While this is nice, I could never use something with such high latency for editing code or interactive sessions. You've just added latency all over the place. Delayed input and output plus networking across the world.
Remove the extra step going from Phone to Chromecast (plenty of phones have HDMI OR the Chromecast can run an SSH client) and this a great solution with minimal latency. Anything remotely comparable in the 80s/90s would have been totally out of reach on a student budget.
Serious (I hope!) question: how does one run the SSH client on the Chromecast? Are you proposing installing Linux on the Chromecast, or is this something available out of the box?
Totally agree with your point about HDMI, I overlooked it because my phone doesn't support it.
You can cast your whole screen from Android or a Chrome tab to Chromecast (now called Google Cast). That includes any SSH client you have running there. (There are SSH clients for both Chrome and Android)
If you look at my GGP comment, you'll see that mirroring to the Chromecast is what I initially suggested. I was specifically asking about the statement "OR the Chromecast can run an SSH client".
I suggested this because I've tried it, and it works well if you have no privileged reference frame to which you're comparing it. A new Precision with a Xeon and 32GB of ECC RAM is nice. Not necessary for the vast majority of development jobs.

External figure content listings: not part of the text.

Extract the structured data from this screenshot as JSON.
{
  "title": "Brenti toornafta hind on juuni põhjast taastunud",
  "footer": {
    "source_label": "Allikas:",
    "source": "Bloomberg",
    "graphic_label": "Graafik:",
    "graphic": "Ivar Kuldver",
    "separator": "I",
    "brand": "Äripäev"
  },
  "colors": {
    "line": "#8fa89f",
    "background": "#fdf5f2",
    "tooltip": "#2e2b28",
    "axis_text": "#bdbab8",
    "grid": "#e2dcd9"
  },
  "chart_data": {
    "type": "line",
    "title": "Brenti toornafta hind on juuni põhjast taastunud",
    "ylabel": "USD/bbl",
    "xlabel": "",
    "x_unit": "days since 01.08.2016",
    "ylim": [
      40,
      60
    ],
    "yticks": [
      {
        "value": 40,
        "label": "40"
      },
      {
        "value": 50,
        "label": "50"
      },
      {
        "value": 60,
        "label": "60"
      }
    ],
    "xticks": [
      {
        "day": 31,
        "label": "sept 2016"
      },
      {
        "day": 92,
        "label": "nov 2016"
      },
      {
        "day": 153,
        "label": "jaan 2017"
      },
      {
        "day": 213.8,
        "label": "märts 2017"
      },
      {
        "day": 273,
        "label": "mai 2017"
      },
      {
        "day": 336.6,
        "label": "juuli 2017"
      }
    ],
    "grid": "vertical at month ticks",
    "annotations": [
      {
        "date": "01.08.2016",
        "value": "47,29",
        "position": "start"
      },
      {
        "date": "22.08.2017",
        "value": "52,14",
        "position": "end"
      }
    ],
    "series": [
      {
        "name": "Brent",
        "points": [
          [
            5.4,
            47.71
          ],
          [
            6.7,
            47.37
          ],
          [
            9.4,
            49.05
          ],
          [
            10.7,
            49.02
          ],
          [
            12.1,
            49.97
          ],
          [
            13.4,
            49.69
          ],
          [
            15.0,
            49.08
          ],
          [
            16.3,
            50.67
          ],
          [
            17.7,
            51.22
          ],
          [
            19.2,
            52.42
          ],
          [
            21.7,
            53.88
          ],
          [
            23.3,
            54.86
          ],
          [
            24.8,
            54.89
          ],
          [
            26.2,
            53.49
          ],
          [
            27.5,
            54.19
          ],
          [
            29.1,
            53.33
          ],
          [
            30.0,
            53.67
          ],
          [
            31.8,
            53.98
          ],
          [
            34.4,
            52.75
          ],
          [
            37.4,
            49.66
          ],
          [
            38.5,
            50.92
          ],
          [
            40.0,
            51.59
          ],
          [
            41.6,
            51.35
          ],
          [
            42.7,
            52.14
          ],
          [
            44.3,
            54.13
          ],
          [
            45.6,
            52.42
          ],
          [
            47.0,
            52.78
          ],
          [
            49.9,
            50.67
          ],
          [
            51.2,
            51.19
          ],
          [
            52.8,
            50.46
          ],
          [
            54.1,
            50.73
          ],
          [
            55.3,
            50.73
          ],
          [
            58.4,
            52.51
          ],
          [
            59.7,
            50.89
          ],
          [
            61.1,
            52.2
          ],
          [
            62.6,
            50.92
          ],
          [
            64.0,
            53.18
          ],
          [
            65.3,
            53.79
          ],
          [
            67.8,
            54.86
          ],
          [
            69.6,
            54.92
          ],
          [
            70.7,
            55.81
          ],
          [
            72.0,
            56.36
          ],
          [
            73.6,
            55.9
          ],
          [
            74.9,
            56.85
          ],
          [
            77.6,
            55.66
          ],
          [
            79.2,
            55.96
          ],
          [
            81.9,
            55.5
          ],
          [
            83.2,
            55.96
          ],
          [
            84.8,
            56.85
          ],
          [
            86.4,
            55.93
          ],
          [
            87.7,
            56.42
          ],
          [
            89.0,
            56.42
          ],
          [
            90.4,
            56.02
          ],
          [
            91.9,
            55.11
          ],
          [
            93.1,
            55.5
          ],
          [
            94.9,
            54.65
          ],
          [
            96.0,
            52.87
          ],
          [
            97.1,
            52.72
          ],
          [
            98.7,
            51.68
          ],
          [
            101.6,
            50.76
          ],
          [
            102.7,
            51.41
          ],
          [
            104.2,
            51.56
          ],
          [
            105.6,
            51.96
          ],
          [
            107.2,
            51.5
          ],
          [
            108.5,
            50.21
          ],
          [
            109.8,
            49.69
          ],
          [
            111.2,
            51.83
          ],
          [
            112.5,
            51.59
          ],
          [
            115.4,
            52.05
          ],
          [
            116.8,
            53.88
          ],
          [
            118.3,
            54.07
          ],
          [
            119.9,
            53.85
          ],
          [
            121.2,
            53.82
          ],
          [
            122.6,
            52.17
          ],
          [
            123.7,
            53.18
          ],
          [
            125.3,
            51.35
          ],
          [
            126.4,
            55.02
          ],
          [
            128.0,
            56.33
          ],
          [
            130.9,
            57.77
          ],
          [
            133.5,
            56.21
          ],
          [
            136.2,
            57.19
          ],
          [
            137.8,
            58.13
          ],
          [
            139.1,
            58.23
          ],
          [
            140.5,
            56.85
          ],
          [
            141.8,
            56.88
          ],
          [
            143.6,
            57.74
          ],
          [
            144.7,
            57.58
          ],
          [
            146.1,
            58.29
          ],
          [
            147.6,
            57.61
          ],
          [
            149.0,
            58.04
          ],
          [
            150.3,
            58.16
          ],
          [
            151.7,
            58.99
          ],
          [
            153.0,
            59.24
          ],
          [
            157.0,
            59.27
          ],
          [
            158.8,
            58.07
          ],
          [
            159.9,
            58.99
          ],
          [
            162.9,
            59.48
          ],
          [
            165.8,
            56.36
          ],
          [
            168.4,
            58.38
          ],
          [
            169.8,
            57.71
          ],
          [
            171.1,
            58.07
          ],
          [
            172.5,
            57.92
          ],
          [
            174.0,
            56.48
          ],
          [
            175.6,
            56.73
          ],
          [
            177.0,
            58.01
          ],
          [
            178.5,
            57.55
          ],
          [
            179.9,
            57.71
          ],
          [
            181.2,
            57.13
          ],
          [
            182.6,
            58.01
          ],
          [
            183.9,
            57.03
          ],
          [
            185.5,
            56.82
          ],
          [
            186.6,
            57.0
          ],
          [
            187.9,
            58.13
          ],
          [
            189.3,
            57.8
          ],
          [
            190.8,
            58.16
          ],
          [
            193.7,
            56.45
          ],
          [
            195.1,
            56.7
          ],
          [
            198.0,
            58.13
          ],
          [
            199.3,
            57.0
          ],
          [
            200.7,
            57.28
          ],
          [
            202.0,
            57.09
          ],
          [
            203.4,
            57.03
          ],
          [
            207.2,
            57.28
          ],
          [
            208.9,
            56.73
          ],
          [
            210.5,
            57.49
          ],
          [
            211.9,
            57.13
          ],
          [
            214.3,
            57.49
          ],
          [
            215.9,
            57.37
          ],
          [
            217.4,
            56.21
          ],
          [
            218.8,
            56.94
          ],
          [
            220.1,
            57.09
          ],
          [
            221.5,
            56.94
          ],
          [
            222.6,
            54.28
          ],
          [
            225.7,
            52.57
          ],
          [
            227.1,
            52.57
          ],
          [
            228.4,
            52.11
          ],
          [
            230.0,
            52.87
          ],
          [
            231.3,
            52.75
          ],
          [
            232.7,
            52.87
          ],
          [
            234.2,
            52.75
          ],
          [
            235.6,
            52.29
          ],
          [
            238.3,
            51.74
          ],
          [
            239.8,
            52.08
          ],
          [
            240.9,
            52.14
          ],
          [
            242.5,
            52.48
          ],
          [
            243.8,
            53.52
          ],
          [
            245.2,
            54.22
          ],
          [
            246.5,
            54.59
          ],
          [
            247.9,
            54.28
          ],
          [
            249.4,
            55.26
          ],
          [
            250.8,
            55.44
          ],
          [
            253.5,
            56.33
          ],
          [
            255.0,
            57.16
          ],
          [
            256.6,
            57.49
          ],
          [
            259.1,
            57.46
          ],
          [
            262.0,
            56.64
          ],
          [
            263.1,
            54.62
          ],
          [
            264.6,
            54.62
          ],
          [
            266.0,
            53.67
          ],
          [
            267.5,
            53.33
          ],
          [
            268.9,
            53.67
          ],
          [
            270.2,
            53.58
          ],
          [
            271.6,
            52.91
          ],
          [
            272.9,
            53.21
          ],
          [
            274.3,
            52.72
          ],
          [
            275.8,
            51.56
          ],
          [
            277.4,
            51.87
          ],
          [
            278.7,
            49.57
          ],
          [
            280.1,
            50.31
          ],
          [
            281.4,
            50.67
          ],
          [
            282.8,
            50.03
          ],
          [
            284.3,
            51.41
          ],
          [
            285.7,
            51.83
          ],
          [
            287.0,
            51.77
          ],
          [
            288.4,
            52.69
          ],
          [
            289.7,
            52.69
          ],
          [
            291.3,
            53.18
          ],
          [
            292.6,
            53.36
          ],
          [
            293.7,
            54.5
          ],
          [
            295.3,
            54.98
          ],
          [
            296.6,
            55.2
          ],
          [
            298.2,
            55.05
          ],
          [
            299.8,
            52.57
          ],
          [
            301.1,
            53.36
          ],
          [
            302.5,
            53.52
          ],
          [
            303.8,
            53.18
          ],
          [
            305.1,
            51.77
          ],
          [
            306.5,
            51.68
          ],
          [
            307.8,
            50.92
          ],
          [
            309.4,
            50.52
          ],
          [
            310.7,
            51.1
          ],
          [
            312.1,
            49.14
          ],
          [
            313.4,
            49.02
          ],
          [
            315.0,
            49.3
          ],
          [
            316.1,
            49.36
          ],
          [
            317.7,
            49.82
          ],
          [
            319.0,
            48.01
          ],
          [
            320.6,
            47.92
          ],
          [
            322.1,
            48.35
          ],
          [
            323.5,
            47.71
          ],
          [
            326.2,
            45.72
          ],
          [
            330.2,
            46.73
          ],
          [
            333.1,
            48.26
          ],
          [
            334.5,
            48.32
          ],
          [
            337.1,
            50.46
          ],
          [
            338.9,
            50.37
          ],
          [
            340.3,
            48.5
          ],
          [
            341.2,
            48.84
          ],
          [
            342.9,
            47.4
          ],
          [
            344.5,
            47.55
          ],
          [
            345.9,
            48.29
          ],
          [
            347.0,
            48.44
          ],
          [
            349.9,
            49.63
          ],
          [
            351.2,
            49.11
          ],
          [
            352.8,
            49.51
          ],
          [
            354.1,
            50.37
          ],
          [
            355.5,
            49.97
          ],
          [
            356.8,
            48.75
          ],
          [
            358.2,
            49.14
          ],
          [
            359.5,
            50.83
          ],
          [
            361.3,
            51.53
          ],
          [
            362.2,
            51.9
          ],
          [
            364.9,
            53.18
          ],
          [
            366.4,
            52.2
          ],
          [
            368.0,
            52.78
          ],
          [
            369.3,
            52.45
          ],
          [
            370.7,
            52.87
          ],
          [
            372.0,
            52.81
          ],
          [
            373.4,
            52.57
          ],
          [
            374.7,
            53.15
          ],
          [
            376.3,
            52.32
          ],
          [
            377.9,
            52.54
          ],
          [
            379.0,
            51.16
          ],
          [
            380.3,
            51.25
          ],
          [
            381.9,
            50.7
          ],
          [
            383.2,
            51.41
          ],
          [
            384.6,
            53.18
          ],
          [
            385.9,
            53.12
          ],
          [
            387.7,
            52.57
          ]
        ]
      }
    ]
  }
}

Compared with what? If you're stacking it up against what Western first-world developers use (macbook with an SSD and more RAM than my first dev box had HDD) then of course you're correct. That's also emphatically not the use case I was addressing.

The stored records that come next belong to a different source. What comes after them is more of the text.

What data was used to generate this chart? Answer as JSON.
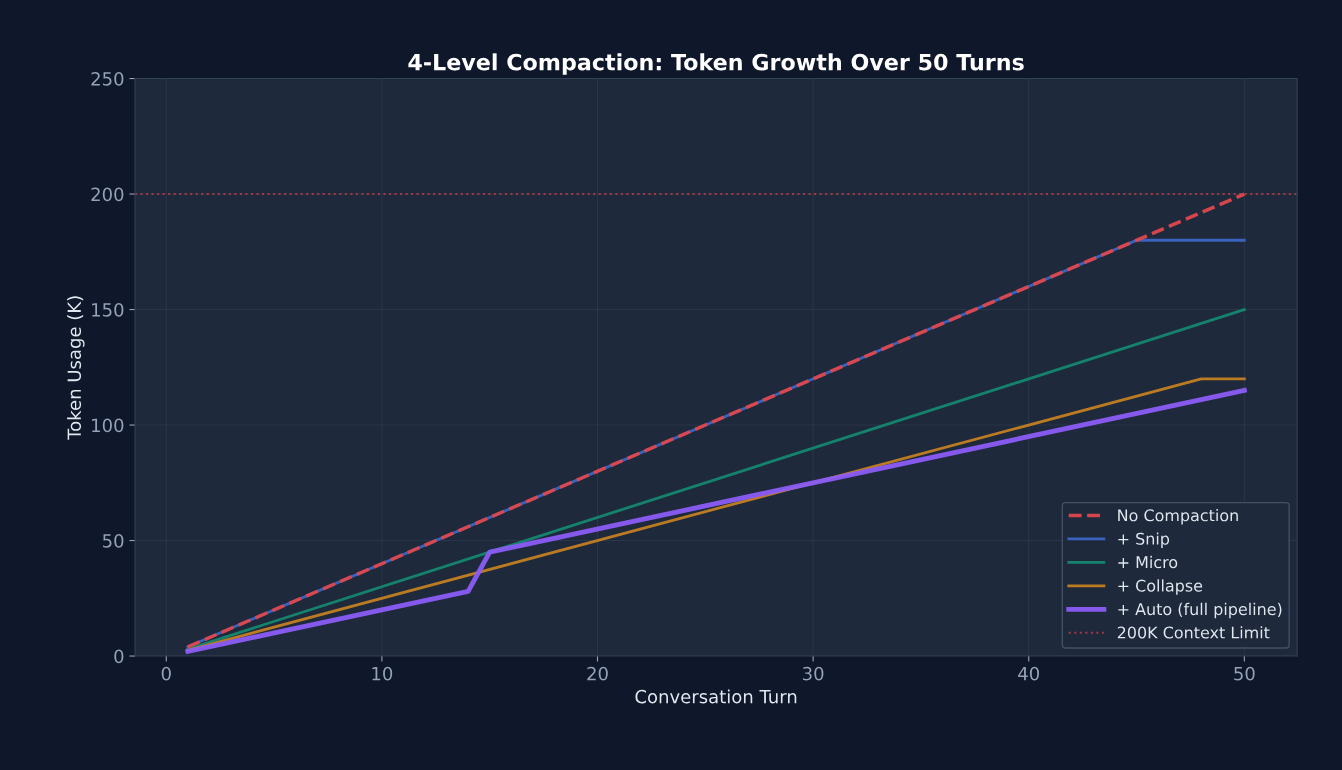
{
  "chart_data": {
    "type": "line",
    "title": "4-Level Compaction: Token Growth Over 50 Turns",
    "xlabel": "Conversation Turn",
    "ylabel": "Token Usage (K)",
    "xlim": [
      -1.45,
      52.45
    ],
    "xticks": [
      0,
      10,
      20,
      30,
      40,
      50
    ],
    "ylim": [
      0,
      250
    ],
    "yticks": [
      0,
      50,
      100,
      150,
      200,
      250
    ],
    "grid": true,
    "legend": "bottom right",
    "series": [
      {
        "name": "No Compaction",
        "color": "#e0474c",
        "line_style": "dashed",
        "x": [
          1,
          50
        ],
        "values": [
          4,
          200
        ]
      },
      {
        "name": "+ Snip",
        "color": "#3b66c4",
        "line_style": "solid",
        "x": [
          1,
          45,
          50
        ],
        "values": [
          4,
          180,
          180
        ]
      },
      {
        "name": "+ Micro",
        "color": "#14876f",
        "line_style": "solid",
        "x": [
          1,
          50
        ],
        "values": [
          3,
          150
        ]
      },
      {
        "name": "+ Collapse",
        "color": "#c47f22",
        "line_style": "solid",
        "x": [
          1,
          48,
          50
        ],
        "values": [
          2.5,
          120,
          120
        ]
      },
      {
        "name": "+ Auto (full pipeline)",
        "color": "#8b5cf6",
        "line_style": "solid",
        "x": [
          1,
          14,
          15,
          50
        ],
        "values": [
          2,
          28,
          45,
          115
        ]
      }
    ],
    "ref_lines": [
      {
        "axis": "y",
        "value": 200,
        "label": "200K Context Limit",
        "color": "#a13a45",
        "line_style": "dotted"
      }
    ]
  }
}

Stop arguing from extremes. A $300 notebook is better to code on than that phone-tv-remote-machine-via-ssh setup. For a start, you can use an IDE that isn't terminal-bound. You can also code at a desk (or wherever) instead of tied to wherever your TV is, at watching-the-TV angles and postures. You're also not going to lose your session and potentially your unsaved edits because the network interrupts. Yes, you could use tmux or similar, but now you've changed the standard keyset (and screwed normal scrollback), and are increasing the requirements to entry.
A cheap notebook is also a much lower barrier to entry - in order to have your own droplet, you need to know how to set up a cloud machine and connect to it properly. That's not trivial knowledge to a newbie (nor is it relevent, unless they're coding for servers), even though us old hands can do it in our sleep. Similarly, you need a way to pay for for the online subscription.
That seems far more Heath-Robinson than even the old days of plugging a computer into the TV and saving programs on tape.
Mind you, I learnt to program BASIC before I had reliable access to a computer too, so I programmed on paper. I wouldn't reccomend it for any but the most determined student.